試合が終わると同時に総一郎は体を起こして、
「優勝候補の一角、三強の室町洛南にストレート勝ちか。出来過ぎだな」
希代乃はするするとその右に寄り添うようにして、
「これで優勝候補に名乗りを上げた。と言うわけには行かないわね」
と応じる。その顔は既に仕事モードに切り替わっていた。
「三強はそれぞれチームカラーが全く異なるわ。室町洛南はエースを中心に攻めを組み立ててくるから、そこを封じる事が出来れば意外に脆い」
「まあ、普通は封じるだけでも一苦労なんだが」
と苦笑する総一郎。
「差し当たっては、速攻とコンビネーションでブロックの的を絞らせない相手にどう対処するか」
「次の相手がまさにそんな感じなのよね」
「次の二回戦はオーダーを変えます」
と希総。
「僕の対角には柳原先輩を置いて、ツーセッターで戦います」
敵の速攻にはミドルブロッカー一枚で対応し、希総は後衛ではレシーブに回る。

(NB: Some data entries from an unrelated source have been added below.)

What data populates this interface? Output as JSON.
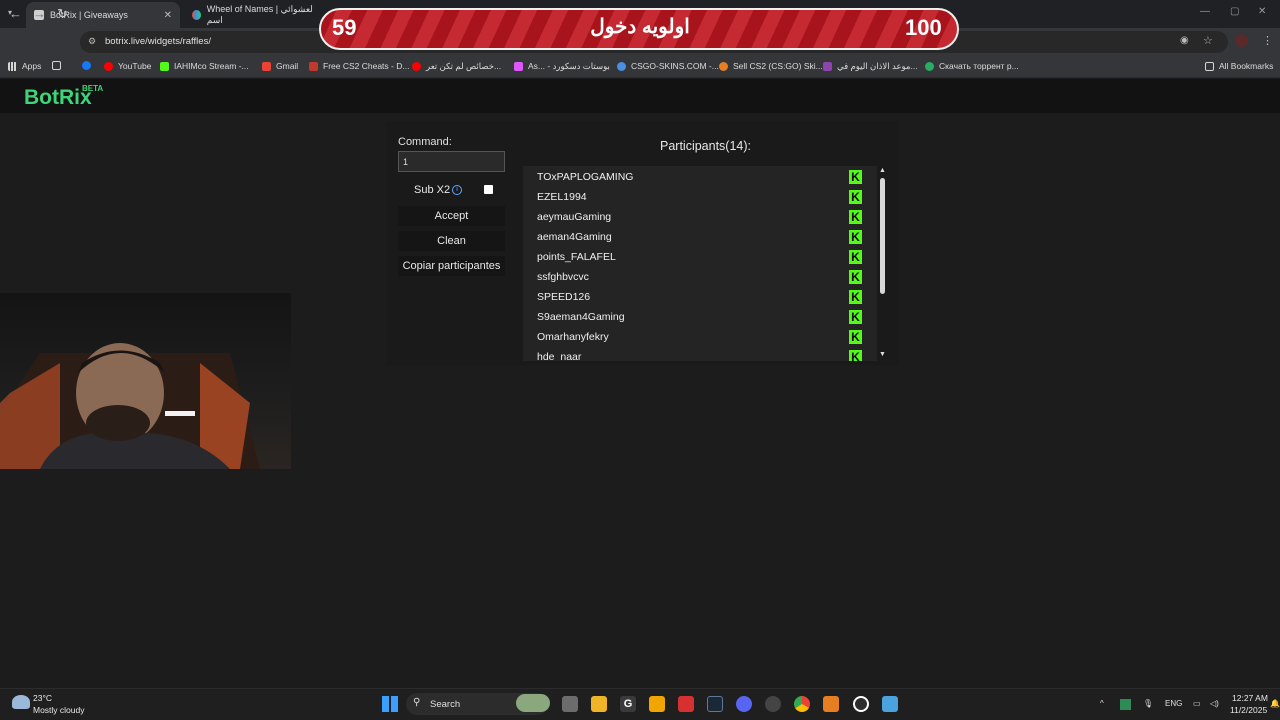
{
  "browser": {
    "tabs": [
      {
        "title": "BotRix | Giveaways",
        "active": true
      },
      {
        "title": "Wheel of Names | لعشوائي اسم",
        "active": false
      }
    ],
    "url": "botrix.live/widgets/raffles/",
    "bookmarks": [
      {
        "label": "Apps",
        "color": "#d6d6d6"
      },
      {
        "label": "YouTube",
        "color": "#ff0000"
      },
      {
        "label": "IAHIMco Stream -...",
        "color": "#53fc18"
      },
      {
        "label": "Gmail",
        "color": "#ea4335"
      },
      {
        "label": "Free CS2 Cheats - D...",
        "color": "#c0392b"
      },
      {
        "label": "خصائص لم تكن تعر...",
        "color": "#ff0000"
      },
      {
        "label": "As... - بوستات دسكورد",
        "color": "#e056fd"
      },
      {
        "label": "CSGO-SKINS.COM -...",
        "color": "#4a90e2"
      },
      {
        "label": "Sell CS2 (CS:GO) Ski...",
        "color": "#e67e22"
      },
      {
        "label": "موعد الاذان اليوم في...",
        "color": "#8e44ad"
      },
      {
        "label": "Скачать торрент р...",
        "color": "#27ae60"
      },
      {
        "label": "All Bookmarks",
        "color": "#d6d6d6"
      }
    ]
  },
  "banner": {
    "left_number": "59",
    "center_text": "اولويه دخول",
    "right_number": "100"
  },
  "app": {
    "logo": "BotRix",
    "badge": "BETA"
  },
  "raffle": {
    "command_label": "Command:",
    "command_value": "1",
    "sub_label": "Sub X2",
    "sub_checked": false,
    "buttons": {
      "accept": "Accept",
      "clean": "Clean",
      "copy": "Copiar participantes"
    },
    "participants_title": "Participants(14):",
    "participants": [
      "TOxPAPLOGAMING",
      "EZEL1994",
      "aeymauGaming",
      "aeman4Gaming",
      "points_FALAFEL",
      "ssfghbvcvc",
      "SPEED126",
      "S9aeman4Gaming",
      "Omarhanyfekry",
      "hde_naar"
    ],
    "platform_icon": "kick-icon",
    "platform_color": "#53fc18"
  },
  "taskbar": {
    "weather_temp": "23°C",
    "weather_desc": "Mostly cloudy",
    "search_label": "Search",
    "language": "ENG",
    "time": "12:27 AM",
    "date": "11/2/2025"
  }
}
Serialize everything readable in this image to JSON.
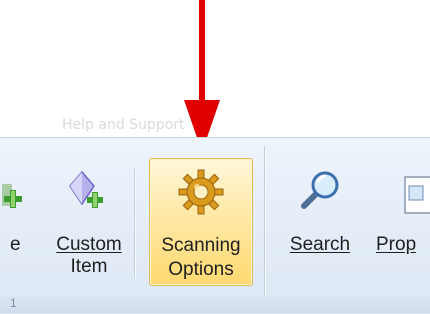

つまり守備力の強化だ。
「それを見越して一回戦で俺を使ったのか?」
と柳原。
「まあそんなところです」
南高バレー部の快進撃はここまで。次の三回戦では三強の一角に当たって敗れベスト十六止まりとなった。
「俺たち三年はこれで引退だ。最後に良い思い出ができたよ」
国体では少年の部は県選抜チームで挑むことが決まっていた。従来はインターハイ予選の優勝校が選ばれるのだが、女子部のツートップが引退を表明したため、急遽選抜チームへ変更されたのだ。
希総は男子部の中で一人だけ県選抜に呼ばれたのだが、
「気に入らないですね」
女子部は主力の三年生が抜ければ戦力ダウンは当然だが、男子部は三年が抜けても大した影響はない。女子部には事前に国体参加の是非を打診してきたが、男子部にはそれがない。要するに男子バレー部は県代表として力不足だと判断されたのだ。
「君だけでも行ってくればいいのに」
と仲間は言ったが、
「次の春高で実力を証明してやるさ」
と招請を固辞した。
それを聞いた総志は、
「まあライバルを自らの手で強化してやることは無いよなあ」
とその本音を言い当てた。
「僕が選抜の正セッターをやらせてもらえる保証は無いんですけどね」
と自嘲気味の希総に、
「大人たちも、お前の実力は評価している。その上で県としての勝利を優先しただけさ」
と宥めるような総志だった。
インターハイのトーナメントシステムに付いて誤解していたので修正。